PalamaraLab / PrepareDecoding

Tool to compute decoding quantities
GNU General Public License v3.0
0 stars 0 forks source link

Understanding CSFS Samples and Discretization in ASMC's Prepare Decoding Tool #13

Open 7JVST opened 8 months ago

7JVST commented 8 months ago

Hi there,

I'm using the C++ compiled version of Prepare Decoding to create decoding quantities files for fastSMC, focusing on analyzing IBD segments. I've got demo files from ASMC_data and frequency files made from my own dataset including 1600 samples and around 500,000 variants. I used disc file from the one included in package "input30-100-2000.disc".

When I tried setting 'CSFSsamples=1600' to match the sample count, I ran into a memory issue causing a core dump.
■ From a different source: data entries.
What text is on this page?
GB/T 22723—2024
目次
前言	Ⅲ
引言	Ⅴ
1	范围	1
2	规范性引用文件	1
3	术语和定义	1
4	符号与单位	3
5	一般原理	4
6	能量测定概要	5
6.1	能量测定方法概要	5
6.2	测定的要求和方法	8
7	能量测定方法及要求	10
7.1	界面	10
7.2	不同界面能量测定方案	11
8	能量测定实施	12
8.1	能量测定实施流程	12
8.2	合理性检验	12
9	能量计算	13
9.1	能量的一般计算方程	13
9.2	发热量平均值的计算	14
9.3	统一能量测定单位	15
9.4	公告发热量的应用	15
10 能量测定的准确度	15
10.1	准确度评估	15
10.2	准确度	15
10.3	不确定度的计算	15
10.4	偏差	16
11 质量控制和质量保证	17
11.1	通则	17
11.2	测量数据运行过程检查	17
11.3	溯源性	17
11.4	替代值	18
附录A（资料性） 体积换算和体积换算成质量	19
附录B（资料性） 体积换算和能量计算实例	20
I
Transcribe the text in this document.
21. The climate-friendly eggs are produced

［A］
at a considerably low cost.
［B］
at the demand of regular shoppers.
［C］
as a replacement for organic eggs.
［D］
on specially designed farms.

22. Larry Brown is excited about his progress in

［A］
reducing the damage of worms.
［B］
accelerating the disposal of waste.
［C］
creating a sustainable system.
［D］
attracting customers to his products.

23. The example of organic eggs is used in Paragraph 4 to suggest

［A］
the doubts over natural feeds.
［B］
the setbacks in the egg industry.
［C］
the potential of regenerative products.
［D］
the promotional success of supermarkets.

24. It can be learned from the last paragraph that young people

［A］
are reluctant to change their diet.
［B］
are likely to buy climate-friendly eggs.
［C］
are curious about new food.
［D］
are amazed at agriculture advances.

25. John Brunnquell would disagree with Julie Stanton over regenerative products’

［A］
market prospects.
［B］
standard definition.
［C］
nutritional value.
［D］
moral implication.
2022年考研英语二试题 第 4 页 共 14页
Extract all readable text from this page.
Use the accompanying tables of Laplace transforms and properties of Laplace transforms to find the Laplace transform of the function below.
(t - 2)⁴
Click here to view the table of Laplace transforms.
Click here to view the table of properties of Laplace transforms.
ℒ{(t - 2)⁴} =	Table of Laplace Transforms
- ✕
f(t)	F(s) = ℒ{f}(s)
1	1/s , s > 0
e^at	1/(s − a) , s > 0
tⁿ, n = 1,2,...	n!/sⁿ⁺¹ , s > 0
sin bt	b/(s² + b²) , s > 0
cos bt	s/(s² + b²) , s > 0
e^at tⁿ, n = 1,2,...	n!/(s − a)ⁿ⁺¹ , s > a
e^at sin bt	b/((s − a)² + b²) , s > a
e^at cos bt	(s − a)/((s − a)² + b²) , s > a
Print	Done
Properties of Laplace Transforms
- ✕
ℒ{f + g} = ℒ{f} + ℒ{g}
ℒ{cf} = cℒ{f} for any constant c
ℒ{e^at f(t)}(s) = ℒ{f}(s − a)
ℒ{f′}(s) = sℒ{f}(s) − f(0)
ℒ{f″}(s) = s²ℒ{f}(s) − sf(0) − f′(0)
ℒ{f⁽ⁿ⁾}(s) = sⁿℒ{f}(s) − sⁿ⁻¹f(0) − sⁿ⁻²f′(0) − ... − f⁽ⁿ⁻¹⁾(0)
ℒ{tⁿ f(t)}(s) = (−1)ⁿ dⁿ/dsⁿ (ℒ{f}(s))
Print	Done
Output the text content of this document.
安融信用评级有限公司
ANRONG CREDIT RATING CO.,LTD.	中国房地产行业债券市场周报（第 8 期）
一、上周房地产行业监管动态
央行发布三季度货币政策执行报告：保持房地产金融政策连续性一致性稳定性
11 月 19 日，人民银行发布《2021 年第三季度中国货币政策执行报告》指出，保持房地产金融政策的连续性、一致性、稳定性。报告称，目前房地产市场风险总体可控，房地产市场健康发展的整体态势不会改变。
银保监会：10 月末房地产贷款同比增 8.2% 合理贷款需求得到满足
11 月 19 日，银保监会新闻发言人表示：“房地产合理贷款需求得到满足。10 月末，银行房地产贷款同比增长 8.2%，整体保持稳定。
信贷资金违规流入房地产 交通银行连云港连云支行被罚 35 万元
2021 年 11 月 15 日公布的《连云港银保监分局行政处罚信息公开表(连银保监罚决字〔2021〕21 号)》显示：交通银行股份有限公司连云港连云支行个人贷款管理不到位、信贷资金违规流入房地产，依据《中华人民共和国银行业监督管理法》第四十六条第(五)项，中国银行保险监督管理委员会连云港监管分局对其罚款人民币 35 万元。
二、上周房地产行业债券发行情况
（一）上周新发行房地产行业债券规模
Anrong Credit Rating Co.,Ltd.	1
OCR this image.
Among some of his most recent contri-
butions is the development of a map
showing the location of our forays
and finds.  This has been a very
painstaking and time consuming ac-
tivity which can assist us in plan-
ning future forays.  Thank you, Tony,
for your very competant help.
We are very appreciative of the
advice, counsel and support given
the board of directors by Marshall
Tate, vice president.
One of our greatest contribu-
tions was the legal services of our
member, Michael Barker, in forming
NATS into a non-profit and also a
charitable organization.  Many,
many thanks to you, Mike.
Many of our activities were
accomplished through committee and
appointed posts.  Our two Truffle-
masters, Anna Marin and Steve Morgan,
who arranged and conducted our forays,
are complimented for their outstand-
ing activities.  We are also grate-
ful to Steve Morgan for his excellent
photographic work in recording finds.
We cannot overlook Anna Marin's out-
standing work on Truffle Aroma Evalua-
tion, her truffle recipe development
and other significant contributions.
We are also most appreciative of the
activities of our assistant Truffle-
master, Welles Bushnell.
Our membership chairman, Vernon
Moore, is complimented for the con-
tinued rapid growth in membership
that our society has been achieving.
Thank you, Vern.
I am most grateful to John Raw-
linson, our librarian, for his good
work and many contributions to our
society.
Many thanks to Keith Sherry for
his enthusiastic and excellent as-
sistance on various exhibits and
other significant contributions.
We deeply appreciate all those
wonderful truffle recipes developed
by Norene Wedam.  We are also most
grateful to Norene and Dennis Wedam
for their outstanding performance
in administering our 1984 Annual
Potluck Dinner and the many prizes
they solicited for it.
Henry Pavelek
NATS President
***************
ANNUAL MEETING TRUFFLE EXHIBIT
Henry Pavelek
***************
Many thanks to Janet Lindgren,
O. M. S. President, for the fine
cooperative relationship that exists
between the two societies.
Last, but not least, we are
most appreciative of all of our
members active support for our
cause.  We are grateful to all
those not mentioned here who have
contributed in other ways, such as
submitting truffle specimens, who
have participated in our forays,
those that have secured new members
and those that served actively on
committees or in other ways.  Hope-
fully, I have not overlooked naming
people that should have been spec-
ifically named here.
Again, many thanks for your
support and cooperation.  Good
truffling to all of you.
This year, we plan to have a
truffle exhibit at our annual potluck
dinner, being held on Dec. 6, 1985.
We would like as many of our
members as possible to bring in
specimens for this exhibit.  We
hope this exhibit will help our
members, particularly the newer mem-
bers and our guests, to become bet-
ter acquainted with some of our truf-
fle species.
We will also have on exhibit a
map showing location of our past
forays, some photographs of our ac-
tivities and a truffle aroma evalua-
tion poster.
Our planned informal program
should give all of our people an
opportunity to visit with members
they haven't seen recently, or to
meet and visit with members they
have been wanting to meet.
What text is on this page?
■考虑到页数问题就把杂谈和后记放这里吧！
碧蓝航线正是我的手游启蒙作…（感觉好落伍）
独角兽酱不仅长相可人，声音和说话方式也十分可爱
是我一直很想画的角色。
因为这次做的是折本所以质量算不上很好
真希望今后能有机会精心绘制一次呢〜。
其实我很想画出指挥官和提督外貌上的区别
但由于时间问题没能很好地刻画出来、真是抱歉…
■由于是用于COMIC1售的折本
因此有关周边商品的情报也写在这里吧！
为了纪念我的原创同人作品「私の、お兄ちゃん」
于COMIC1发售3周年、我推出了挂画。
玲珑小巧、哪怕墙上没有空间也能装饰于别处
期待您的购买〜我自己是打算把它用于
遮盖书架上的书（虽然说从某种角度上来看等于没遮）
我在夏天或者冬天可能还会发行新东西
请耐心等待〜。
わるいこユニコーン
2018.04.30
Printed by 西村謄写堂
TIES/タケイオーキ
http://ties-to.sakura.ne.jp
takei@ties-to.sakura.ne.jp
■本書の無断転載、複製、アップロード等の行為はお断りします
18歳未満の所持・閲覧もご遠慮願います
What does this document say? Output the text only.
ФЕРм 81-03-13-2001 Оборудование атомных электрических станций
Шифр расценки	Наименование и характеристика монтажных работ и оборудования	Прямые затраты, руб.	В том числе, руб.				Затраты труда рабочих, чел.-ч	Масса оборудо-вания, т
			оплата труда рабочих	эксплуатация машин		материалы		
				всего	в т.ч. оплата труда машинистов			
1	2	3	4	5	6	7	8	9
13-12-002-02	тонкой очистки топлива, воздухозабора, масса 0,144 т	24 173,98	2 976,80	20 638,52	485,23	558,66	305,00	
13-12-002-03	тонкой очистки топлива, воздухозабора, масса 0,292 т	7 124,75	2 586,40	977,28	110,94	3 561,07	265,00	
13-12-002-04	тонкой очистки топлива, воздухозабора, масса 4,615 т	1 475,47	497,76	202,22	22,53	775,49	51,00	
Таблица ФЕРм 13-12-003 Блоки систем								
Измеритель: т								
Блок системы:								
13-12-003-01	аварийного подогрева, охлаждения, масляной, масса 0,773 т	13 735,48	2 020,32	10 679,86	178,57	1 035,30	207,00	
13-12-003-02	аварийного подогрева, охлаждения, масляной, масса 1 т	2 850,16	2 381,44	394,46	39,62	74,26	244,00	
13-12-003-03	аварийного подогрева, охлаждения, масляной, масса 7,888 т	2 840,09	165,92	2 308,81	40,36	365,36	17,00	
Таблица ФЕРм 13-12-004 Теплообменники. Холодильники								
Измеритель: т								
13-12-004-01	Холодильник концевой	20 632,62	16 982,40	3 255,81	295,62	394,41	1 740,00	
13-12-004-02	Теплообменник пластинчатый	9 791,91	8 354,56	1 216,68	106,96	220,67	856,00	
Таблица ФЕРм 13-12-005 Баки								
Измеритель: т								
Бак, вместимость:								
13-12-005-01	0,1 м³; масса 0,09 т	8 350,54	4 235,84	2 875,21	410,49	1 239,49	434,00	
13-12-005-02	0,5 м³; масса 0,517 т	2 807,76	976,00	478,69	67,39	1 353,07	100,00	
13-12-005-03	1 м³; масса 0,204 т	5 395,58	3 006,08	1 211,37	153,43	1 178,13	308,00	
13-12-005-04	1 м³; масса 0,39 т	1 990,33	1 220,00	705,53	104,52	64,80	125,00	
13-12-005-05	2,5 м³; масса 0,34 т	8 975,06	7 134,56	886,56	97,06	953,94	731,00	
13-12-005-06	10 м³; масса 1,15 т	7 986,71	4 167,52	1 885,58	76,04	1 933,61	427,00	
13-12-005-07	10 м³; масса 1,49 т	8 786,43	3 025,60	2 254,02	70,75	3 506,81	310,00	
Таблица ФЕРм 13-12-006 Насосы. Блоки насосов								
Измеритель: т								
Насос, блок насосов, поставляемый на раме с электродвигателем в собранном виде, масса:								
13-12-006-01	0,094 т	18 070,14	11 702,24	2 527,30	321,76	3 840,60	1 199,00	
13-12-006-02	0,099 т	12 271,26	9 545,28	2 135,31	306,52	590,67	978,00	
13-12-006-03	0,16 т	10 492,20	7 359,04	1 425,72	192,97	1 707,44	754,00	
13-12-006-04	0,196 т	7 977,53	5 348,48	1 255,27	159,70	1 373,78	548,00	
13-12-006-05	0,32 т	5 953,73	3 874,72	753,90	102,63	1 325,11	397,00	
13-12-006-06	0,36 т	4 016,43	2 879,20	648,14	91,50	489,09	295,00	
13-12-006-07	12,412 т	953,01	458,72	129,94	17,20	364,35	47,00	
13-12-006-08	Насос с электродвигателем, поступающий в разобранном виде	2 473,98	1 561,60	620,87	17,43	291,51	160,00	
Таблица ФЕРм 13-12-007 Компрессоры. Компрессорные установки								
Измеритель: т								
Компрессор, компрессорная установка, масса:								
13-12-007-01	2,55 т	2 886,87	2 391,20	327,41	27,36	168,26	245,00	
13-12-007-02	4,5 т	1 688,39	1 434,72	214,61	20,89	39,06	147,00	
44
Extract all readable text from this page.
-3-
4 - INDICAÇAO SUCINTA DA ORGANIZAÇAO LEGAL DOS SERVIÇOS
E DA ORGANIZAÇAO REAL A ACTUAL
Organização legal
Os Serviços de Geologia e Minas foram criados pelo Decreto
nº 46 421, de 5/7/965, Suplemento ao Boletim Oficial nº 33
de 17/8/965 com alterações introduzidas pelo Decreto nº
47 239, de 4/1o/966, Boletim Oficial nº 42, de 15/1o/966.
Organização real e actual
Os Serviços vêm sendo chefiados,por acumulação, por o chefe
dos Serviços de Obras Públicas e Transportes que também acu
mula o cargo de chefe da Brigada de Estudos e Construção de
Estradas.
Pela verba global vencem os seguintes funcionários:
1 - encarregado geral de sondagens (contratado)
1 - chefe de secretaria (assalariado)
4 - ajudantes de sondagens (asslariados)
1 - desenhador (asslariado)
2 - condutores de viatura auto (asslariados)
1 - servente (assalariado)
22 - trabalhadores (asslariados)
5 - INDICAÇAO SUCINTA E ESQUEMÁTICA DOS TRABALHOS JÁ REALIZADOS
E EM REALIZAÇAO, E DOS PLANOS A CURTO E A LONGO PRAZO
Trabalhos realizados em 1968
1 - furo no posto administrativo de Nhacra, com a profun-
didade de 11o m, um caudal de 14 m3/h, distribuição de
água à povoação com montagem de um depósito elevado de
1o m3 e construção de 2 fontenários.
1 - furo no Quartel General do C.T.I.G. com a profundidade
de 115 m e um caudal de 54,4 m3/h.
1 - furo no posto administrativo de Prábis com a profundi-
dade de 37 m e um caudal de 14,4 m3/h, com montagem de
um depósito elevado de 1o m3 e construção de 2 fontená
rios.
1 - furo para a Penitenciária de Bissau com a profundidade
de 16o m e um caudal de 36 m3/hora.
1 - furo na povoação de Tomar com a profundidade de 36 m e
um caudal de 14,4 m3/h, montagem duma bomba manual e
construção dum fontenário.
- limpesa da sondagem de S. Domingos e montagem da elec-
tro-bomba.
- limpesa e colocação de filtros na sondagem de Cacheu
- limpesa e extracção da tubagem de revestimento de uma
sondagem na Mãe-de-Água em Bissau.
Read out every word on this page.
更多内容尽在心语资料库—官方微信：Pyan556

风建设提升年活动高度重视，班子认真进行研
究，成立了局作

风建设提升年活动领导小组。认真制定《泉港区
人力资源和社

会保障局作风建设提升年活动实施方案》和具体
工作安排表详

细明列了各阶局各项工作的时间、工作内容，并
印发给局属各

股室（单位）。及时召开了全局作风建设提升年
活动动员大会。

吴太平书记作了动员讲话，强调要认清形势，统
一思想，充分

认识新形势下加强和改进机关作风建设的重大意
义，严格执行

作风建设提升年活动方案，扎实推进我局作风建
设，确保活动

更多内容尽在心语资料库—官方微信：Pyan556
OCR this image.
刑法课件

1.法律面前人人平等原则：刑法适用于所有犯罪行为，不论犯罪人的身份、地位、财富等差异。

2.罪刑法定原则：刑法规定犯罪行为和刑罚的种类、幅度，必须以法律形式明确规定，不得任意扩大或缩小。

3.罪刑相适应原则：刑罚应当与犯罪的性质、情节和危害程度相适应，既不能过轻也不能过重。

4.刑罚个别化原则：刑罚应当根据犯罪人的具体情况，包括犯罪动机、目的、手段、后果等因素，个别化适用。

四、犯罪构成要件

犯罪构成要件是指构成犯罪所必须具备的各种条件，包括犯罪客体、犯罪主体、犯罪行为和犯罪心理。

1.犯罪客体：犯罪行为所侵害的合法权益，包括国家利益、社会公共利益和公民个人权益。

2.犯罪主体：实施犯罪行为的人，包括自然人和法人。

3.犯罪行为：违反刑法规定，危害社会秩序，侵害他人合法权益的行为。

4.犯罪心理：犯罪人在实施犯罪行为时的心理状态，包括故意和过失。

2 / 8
However, lowering 'CSFSsamples' to 300 fixed the problem.

I'm curious about the actual meaning of 'CSFS samples' counts. Do they need to match the sample count in the frequency file or the '.haps', '.samples', and '.map' files which will be used in fastSMC analysis later (n = 1600)? Also, is there a maximum limit for 'CSFS samples' counts?

Additionally, I'd like to know how to define my own number of quantiles for discretization in the C++ version. I noticed Python version allows user to define discretization like this: discretization=[[30.0, 15], [100.0, 15], 39]. Can you tell me how to do this in the C++ version?

fcooper8472 commented 8 months ago

Hi,

The CSFS samples parameter is used in the model to compute some probabilities in the HMM and there isn't much of a benefit to setting it to more than 300. Larger values also lead to higher computational costs, so best to just set it to 300.

Re: discretization, that syntax is only available through the preparedecoding Python tool: https://pypi.org/project/asmc-preparedecoding/

See example here: https://github.com/PalamaraLab/ASMC_dev/blob/main/notebooks/asmc_w_decodingquant.ipynb

There currently isn't a C++ implementation available.